Ministerpräsident Al-Malikis Versuch, am 12. Juni 2014 den Notstand auszurufen, war am Parlament gescheitert, das eine Abstimmung wegen mangelnder Beteiligung verschob. Seit Monaten zeigt sich Al-Maliki praktisch machtlos gegen den Terror sunnitischer Extremisten im Land. Dieser kostete seit April 2013 Tausenden Menschen das Leben.
Der UN-Sicherheitsrat sagte der irakischen Regierung einmütig Unterstützung im Kampf gegen Terrorismus zu. Die Nato und Großbritannien schlossen einen militärischen Eingriff aus. Auch der iranische Präsident Hassan Ruhani hat dem Nachbarland die uneingeschränkte Solidarität im Kampf gegen die Terrorgruppe Isis zugesichert. Sowohl auf regionaler als auch internationaler Ebene werde der Iran alles im Kampf gegen die Terroristen im Irak unternehmen, sagte Ruhani dem irakischen Regierungschef Nuri al-Maliki. Mittlerweile prüft die US-Regierung auch militärische Optionen.
Aber zu so einer Machtübernahme der Finsterlinge wird es nicht kommen. Ihre Unterstützung durch ganz normale sunnitische Glaubensbrüder im Irak ist unwahrscheinlich, und dazu kommt die Drohung amerikanischer Luftschläge gegen das Heer der Terroristen. Doch vor allem scheint die militärische Intervention der natürlichen Verbündeten des Schiiten Maliki bevorzustehen: das ist der Iran. Präsident Rohani hat entsprechende Schritte angekündigt, und der Kommandant einer Elitedivision seiner Streitkräfte ist offenbar schon in Bagdad aktiv. Macht die Isis-Invasion im Zweistromland also Teheran und Washington zu echten Verbündeten?

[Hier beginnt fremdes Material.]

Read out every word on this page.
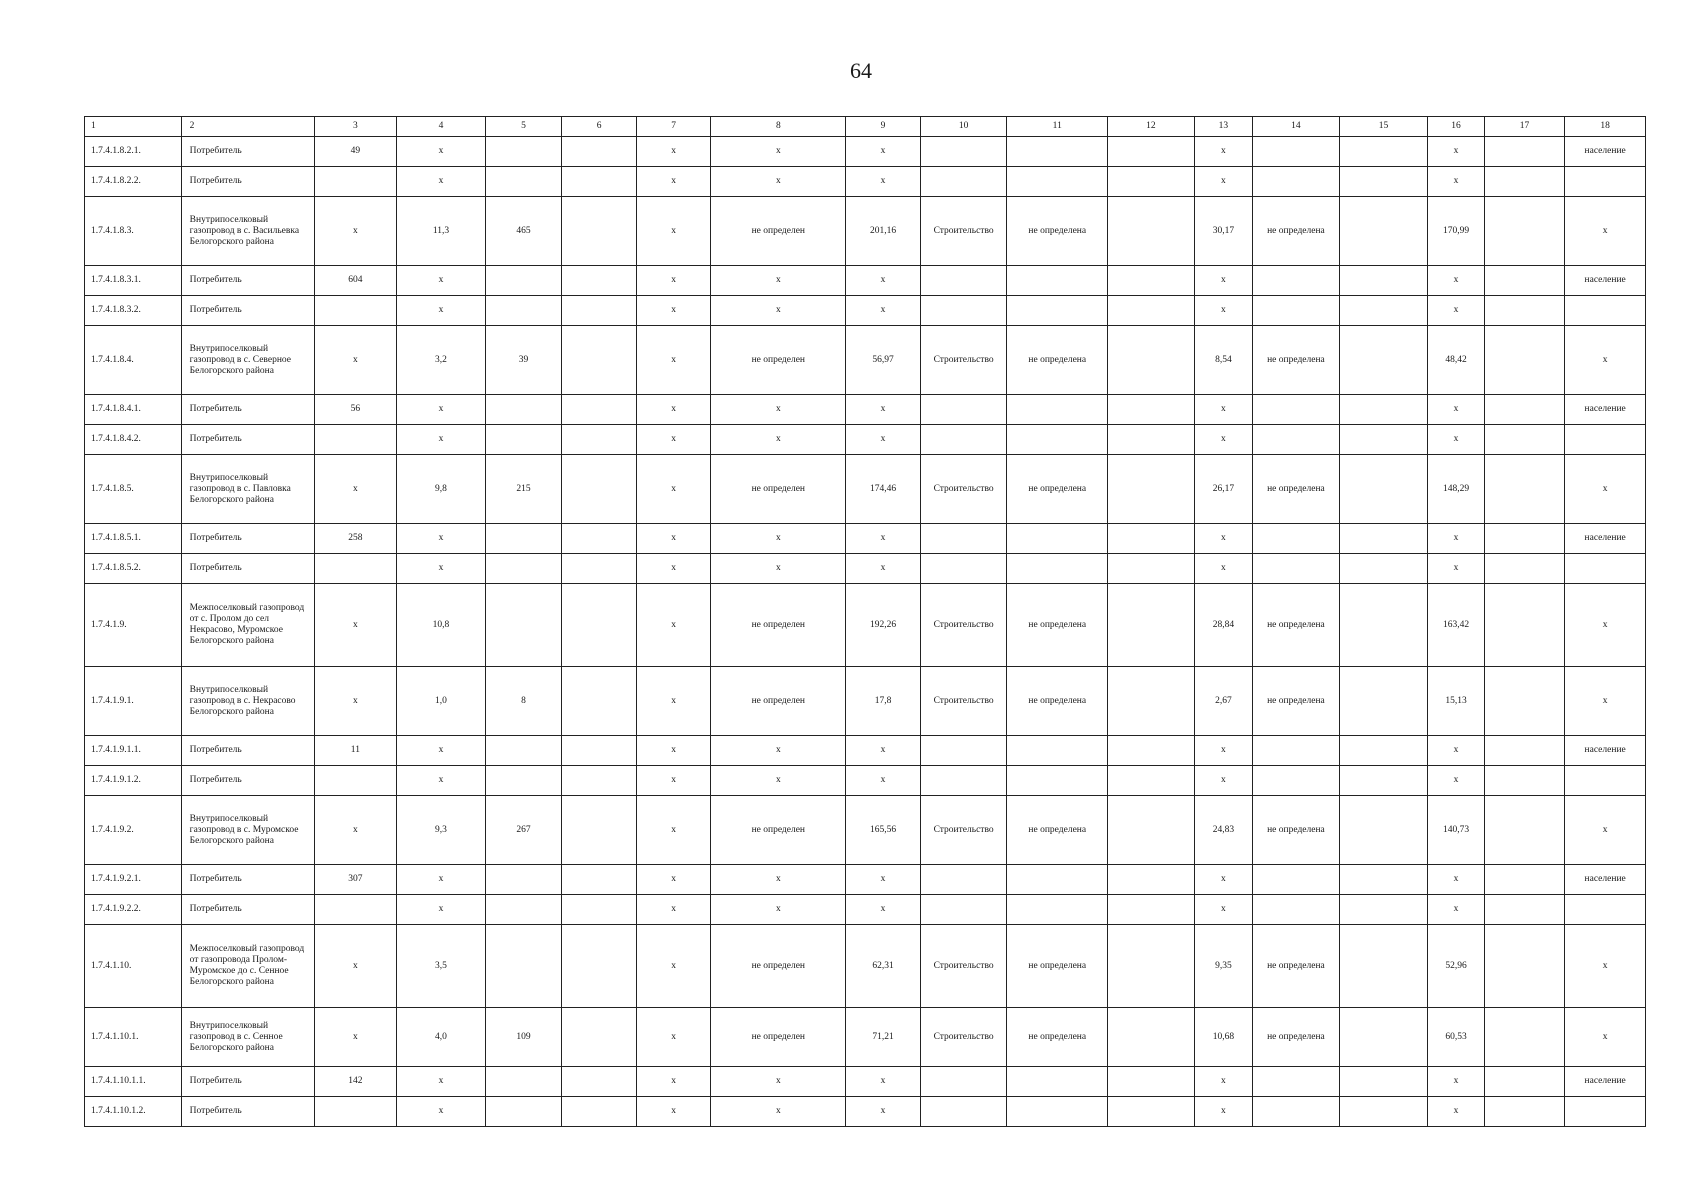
64
1	2	3	4	5	6	7	8	9	10	11	12	13	14	15	16	17	18
1.7.4.1.8.2.1.	Потребитель	49	x			x	x	x				x			x		население
1.7.4.1.8.2.2.	Потребитель		x			x	x	x				x			x		
1.7.4.1.8.3.	Внутрипоселковый газопровод в с. Васильевка Белогорского района	x	11,3	465		x	не определен	201,16	Строительство	не определена		30,17	не определена		170,99		x
1.7.4.1.8.3.1.	Потребитель	604	x			x	x	x				x			x		население
1.7.4.1.8.3.2.	Потребитель		x			x	x	x				x			x		
1.7.4.1.8.4.	Внутрипоселковый газопровод в с. Северное Белогорского района	x	3,2	39		x	не определен	56,97	Строительство	не определена		8,54	не определена		48,42		x
1.7.4.1.8.4.1.	Потребитель	56	x			x	x	x				x			x		население
1.7.4.1.8.4.2.	Потребитель		x			x	x	x				x			x		
1.7.4.1.8.5.	Внутрипоселковый газопровод в с. Павловка Белогорского района	x	9,8	215		x	не определен	174,46	Строительство	не определена		26,17	не определена		148,29		x
1.7.4.1.8.5.1.	Потребитель	258	x			x	x	x				x			x		население
1.7.4.1.8.5.2.	Потребитель		x			x	x	x				x			x		
1.7.4.1.9.	Межпоселковый газопровод от с. Пролом до сел Некрасово, Муромское Белогорского района	x	10,8			x	не определен	192,26	Строительство	не определена		28,84	не определена		163,42		x
1.7.4.1.9.1.	Внутрипоселковый газопровод в с. Некрасово Белогорского района	x	1,0	8		x	не определен	17,8	Строительство	не определена		2,67	не определена		15,13		x
1.7.4.1.9.1.1.	Потребитель	11	x			x	x	x				x			x		население
1.7.4.1.9.1.2.	Потребитель		x			x	x	x				x			x		
1.7.4.1.9.2.	Внутрипоселковый газопровод в с. Муромское Белогорского района	x	9,3	267		x	не определен	165,56	Строительство	не определена		24,83	не определена		140,73		x
1.7.4.1.9.2.1.	Потребитель	307	x			x	x	x				x			x		население
1.7.4.1.9.2.2.	Потребитель		x			x	x	x				x			x		
1.7.4.1.10.	Межпоселковый газопровод от газопровода Пролом-Муромское до с. Сенное Белогорского района	x	3,5			x	не определен	62,31	Строительство	не определена		9,35	не определена		52,96		x
1.7.4.1.10.1.	Внутрипоселковый газопровод в с. Сенное Белогорского района	x	4,0	109		x	не определен	71,21	Строительство	не определена		10,68	не определена		60,53		x
1.7.4.1.10.1.1.	Потребитель	142	x			x	x	x				x			x		население
1.7.4.1.10.1.2.	Потребитель		x			x	x	x				x			x		
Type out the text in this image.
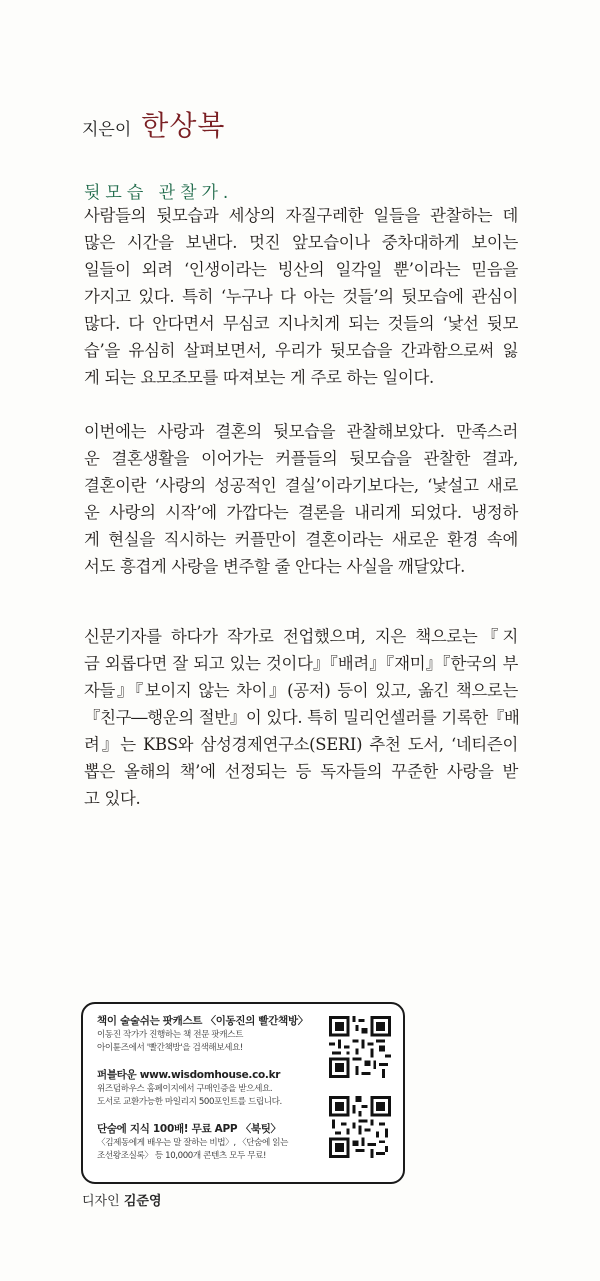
지은이 한상복
뒷모습 관찰가.

사람들의 뒷모습과 세상의 자질구레한 일들을 관찰하는 데
많은 시간을 보낸다. 멋진 앞모습이나 중차대하게 보이는
일들이 외려 ‘인생이라는 빙산의 일각일 뿐’이라는 믿음을
가지고 있다. 특히 ‘누구나 다 아는 것들’의 뒷모습에 관심이
많다. 다 안다면서 무심코 지나치게 되는 것들의 ‘낯선 뒷모
습’을 유심히 살펴보면서, 우리가 뒷모습을 간과함으로써 잃
게 되는 요모조모를 따져보는 게 주로 하는 일이다.

이번에는 사랑과 결혼의 뒷모습을 관찰해보았다. 만족스러
운 결혼생활을 이어가는 커플들의 뒷모습을 관찰한 결과,
결혼이란 ‘사랑의 성공적인 결실’이라기보다는, ‘낯설고 새로
운 사랑의 시작’에 가깝다는 결론을 내리게 되었다. 냉정하
게 현실을 직시하는 커플만이 결혼이라는 새로운 환경 속에
서도 흥겹게 사랑을 변주할 줄 안다는 사실을 깨달았다.

신문기자를 하다가 작가로 전업했으며, 지은 책으로는『지
금 외롭다면 잘 되고 있는 것이다』『배려』『재미』『한국의 부
자들』『보이지 않는 차이』(공저) 등이 있고, 옮긴 책으로는
『친구―행운의 절반』이 있다. 특히 밀리언셀러를 기록한『배
려』는 KBS와 삼성경제연구소(SERI) 추천 도서, ‘네티즌이
뽑은 올해의 책’에 선정되는 등 독자들의 꾸준한 사랑을 받
고 있다.

책이 술술쉬는 팟캐스트 〈이동진의 빨간책방〉
이동진 작가가 진행하는 책 전문 팟캐스트
아이튠즈에서 '빨간책방'을 검색해보세요!
퍼블타운 www.wisdomhouse.co.kr
위즈덤하우스 홈페이지에서 구매인증을 받으세요.
도서로 교환가능한 마일리지 500포인트를 드립니다.
단숨에 지식 100배! 무료 APP 〈북팃〉
〈김제동에게 배우는 말 잘하는 비법〉, 〈단숨에 읽는
조선왕조실록〉 등 10,000개 콘텐츠 모두 무료!
디자인 김준영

Die Frage ist offen, nur eins ist sicher: Die iranische Regierung hätte das gerne. Fast genau 25 Jahre nach dem Tod des rabiat antiwestlichen großen Revolutionsführer Chomeini wäre damit das Ende der weltpolitischen Isolierung erreicht, wahrscheinlich auch das Ende der Wirtschaftssanktionen gegen das Atomprogramm. Es ist bezeichnend, dass das Regime in Teheran seit Wochen Kompromissbereitschaft bei den schwierigen internationalen Atom-Verhandlungen andeutet; genau so bezeichnend aber auch, wie Teheran den Todestag Chomeinis beging.

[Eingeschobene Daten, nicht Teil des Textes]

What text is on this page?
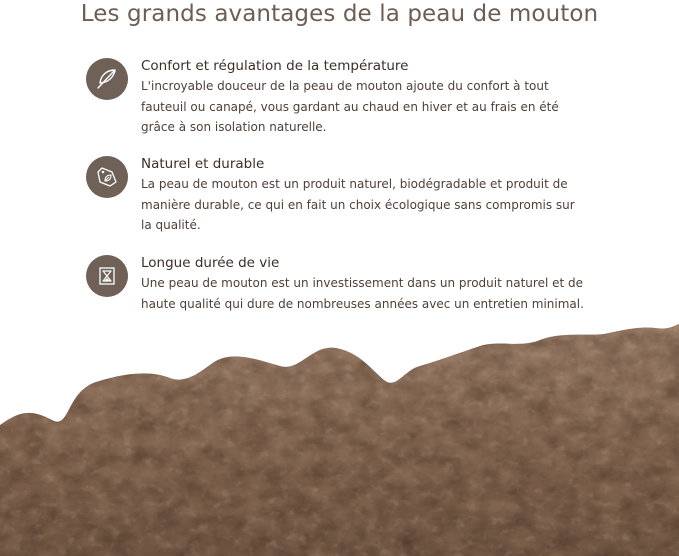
Les grands avantages de la peau de mouton
Confort et régulation de la température
L'incroyable douceur de la peau de mouton ajoute du confort à tout
fauteuil ou canapé, vous gardant au chaud en hiver et au frais en été
grâce à son isolation naturelle.
Naturel et durable
La peau de mouton est un produit naturel, biodégradable et produit de
manière durable, ce qui en fait un choix écologique sans compromis sur
la qualité.
Longue durée de vie
Une peau de mouton est un investissement dans un produit naturel et de
haute qualité qui dure de nombreuses années avec un entretien minimal.
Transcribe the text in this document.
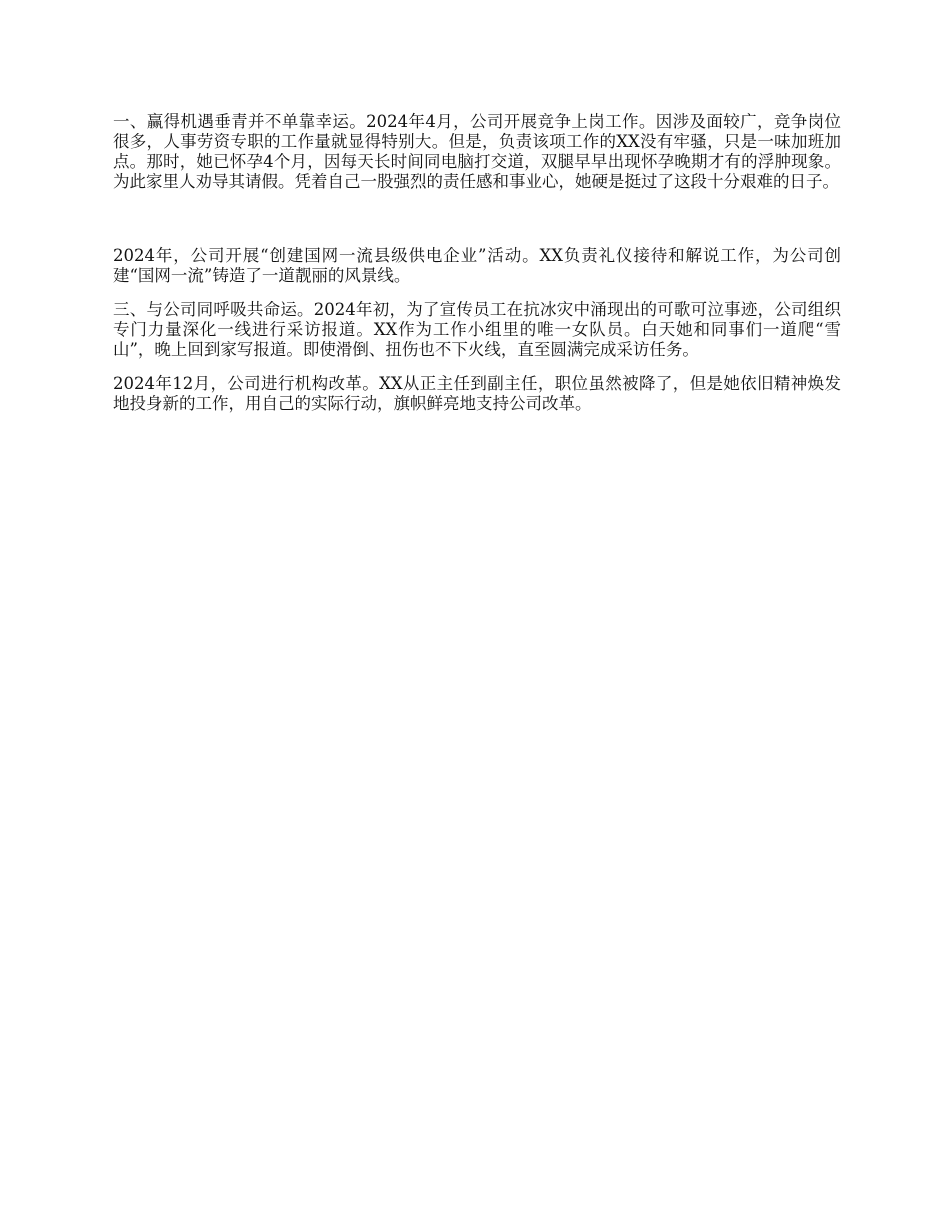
一、赢得机遇垂青并不单靠幸运。2024年4月，公司开展竞争上岗工作。因涉及面较广，竞争岗位很多，人事劳资专职的工作量就显得特别大。但是，负责该项工作的XX没有牢骚，只是一味加班加点。那时，她已怀孕4个月，因每天长时间同电脑打交道，双腿早早出现怀孕晚期才有的浮肿现象。为此家里人劝导其请假。凭着自己一股强烈的责任感和事业心，她硬是挺过了这段十分艰难的日子。

2024年，公司开展“创建国网一流县级供电企业”活动。XX负责礼仪接待和解说工作，为公司创建“国网一流”铸造了一道靓丽的风景线。

三、与公司同呼吸共命运。2024年初，为了宣传员工在抗冰灾中涌现出的可歌可泣事迹，公司组织专门力量深化一线进行采访报道。XX作为工作小组里的唯一女队员。白天她和同事们一道爬“雪山”，晚上回到家写报道。即使滑倒、扭伤也不下火线，直至圆满完成采访任务。

2024年12月，公司进行机构改革。XX从正主任到副主任，职位虽然被降了，但是她依旧精神焕发地投身新的工作，用自己的实际行动，旗帜鲜亮地支持公司改革。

Der Feind meines Feindes ist mein Freund
Als Zeichen der Trauer ruhte unter anderem der zivile Flugverkehr im Land. Zehntausende pilgerten zu Chomeinis Mausoleum in Teheran, und sein Nachfolger Ali Khamenei, als Revolutionsführer so etwas wie der Vorgesetzte von Präsident Rohani, nutzte die Gelegenheit zu verbalen Angriffen gegen die USA, die gescheitert seien, mit dem „größten Versuch, die islamische Demokratie mit politischen, ökonomischen und militärischen Mitteln zu bekämpfen“. Das ganze verbunden mit dem Appell an die Europäer, das Bündnis mit Amerika aufzugeben – nichts Neues also, aber vielleicht doch vor allem der Versuch, vor der Schlussrunde der Nuklearverhandlungen mit den Sicherheitsratsmächten und Deutschland einen Keil zwischen die Verhandlungspartner zu treiben.
Immerhin keine Rede mehr vom „großen Satan“ – und im Nahen Osten gilt natürlich auch heute die Regel, dass der Feind meines Feindes mein Freund ist. Und die Feindschaft zwischen den schiitischen Islamisten im Iran und den sunnitischen Terroristen ist tiefer als andere, solange die Isis-Führung droht, die heiligen Stätten des schiitischen Islam im Irak zu zerstören.
Nur wäre es Illusion zu glauben, dass der Iran darum im Inneren zu einem normaleren, weltoffeneren Land würde, wie sich das vor allem an der iranischen Wirtschaft interessierte Manager und Unternehmer vorstellen. Und auch an der destruktiven iranischen Politik gegenüber Syrien, dem Libanon und Palästina wird sich so schnell nichts ändern. Mit den Worten des Teheraner Journalisten Nader Karimi Juni: „Khamenei will die USA und andere Staaten daran erinnern, dass auch ein Abkommen über die Nuklearfrage nicht bedeutet, dass darauf irgendwelche anderen Kompromisse mit Amerika folgen werden.“ Karimi Juni ist Chefredakteur der Zeitung “Dshahan-e Sanat”. Zu Deutsch heißt das “Welt der Industrie”.